Limb salvage is the specialized care that involves preservation of as much of the limb as possible, allowing the patient to retain a functional extremity. Diabetic foot wounds that are typically being treated with below knee amputations often can actually be healed with a partial foot or toe amputation.
Dr. Zeetser is willing to take the time necessary to aggressively manage these complex wounds, using the latest surgical techniques and technologies available. He coordinates his patients' care with other medical specialists, as needed, to provide a "team approach" for the optimal outcome.
An Ounce of Prevention…
|If you have diabetes, you should inspect your feet every day. Look for puncture wounds, bruises, pressure areas, redness, warmth, blisters, ulcers, scratches, cuts and nail problems. Get someone to help you, or use a mirror. Feel each foot for swelling. Examine between your toes. See a podiatrist regularly for diabetic foot care.
If you find any injury, no matter how slight, don't try to treat it yourself. Go to a doctor right away.
Venous Insufficiency with Venous Stasis Wounds
Poor venous circulation occurs due to incompetent or faulty valves on the deep veins. Rather than properly closing and pumping blood upwards towards the heart, these valves remain partially open, allowing blood to backflow down the legs. The fluid accumulates in the legs, ankles and feet causing swelling and varicose veins. Occasionally, blood clots can develop as well. If not treated properly with elevation and external compression, the condition becomes chronic and the leg swelling gets more severe. As the red blood cells die and rupture, iron is released which stains the skin dark brown. Gradually, the skin becomes thin and shiny and loses its strength. Small blisters may appear in the lower legs or the skin can secrete clear yellow fluid. Eventually the skin ulcerates and large wounds form which are difficult to heal. If not treated in a timely manner, this condition continues to worsen and wounds can become chronic, lasting months to years, until proper treatment is rendered with proper wound care and aggressive management of the venous insufficiency with compression therapies.
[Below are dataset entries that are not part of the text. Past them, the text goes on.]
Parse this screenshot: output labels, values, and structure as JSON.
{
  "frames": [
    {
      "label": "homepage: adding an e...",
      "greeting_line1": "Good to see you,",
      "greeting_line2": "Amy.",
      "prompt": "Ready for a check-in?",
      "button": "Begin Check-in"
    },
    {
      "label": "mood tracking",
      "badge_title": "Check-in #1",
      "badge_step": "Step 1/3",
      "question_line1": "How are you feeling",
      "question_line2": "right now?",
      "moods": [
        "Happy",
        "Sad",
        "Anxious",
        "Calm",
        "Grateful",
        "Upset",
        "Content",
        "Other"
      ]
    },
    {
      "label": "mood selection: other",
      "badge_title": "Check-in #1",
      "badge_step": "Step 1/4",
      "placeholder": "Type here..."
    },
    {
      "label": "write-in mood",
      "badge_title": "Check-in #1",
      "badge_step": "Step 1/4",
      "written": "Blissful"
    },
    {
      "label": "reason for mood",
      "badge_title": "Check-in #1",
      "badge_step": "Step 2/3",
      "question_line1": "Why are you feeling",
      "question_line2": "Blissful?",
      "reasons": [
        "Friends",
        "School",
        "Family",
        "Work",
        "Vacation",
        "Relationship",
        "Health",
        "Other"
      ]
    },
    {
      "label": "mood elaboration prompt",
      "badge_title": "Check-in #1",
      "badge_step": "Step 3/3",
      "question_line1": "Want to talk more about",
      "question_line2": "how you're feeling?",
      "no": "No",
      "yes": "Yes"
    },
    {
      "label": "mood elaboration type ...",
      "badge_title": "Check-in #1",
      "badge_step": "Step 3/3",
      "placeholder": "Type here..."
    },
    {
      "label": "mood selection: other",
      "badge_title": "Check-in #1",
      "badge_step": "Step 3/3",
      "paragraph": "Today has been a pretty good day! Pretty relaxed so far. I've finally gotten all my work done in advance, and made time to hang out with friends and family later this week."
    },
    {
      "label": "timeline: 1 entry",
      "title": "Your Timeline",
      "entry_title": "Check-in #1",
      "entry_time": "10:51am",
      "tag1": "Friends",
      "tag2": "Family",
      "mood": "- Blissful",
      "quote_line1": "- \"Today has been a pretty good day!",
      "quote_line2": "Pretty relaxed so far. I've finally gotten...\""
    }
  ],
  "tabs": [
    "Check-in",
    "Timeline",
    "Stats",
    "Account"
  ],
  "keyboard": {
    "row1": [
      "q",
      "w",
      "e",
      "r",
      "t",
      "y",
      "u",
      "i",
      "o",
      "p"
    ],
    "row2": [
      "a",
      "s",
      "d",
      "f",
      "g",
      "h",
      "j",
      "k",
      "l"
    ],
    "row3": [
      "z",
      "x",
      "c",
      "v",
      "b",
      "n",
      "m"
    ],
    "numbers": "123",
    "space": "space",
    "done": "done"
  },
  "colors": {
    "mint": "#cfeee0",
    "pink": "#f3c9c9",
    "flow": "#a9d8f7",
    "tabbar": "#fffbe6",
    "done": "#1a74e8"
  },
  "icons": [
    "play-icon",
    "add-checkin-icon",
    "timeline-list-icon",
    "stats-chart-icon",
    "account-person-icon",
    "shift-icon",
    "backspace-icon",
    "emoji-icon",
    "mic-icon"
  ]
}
This is a common problem that affects both men and women. Pneumatic compression pump therapy can be used for mild cases to physically drain the fluid from the limbs. Dr. Zeetser offers this form of treatment in the office or can assist you in obtaining a device for your home. He also offers a complete line of high quality graduated compression garments, which are necessary for this condition. Often times, patients have received these types of garments/socks in the past which were too tight and difficult to put on or wear. Most people tend to give up on these. Dr. Zeetser and his experienced staff will work with you to determine the exact style and compression strength that you will be able to tolerate so as to ensure that you will properly use the garments.
For merely superficial spider veins which are of a cosmetic concern, treatment is available as well.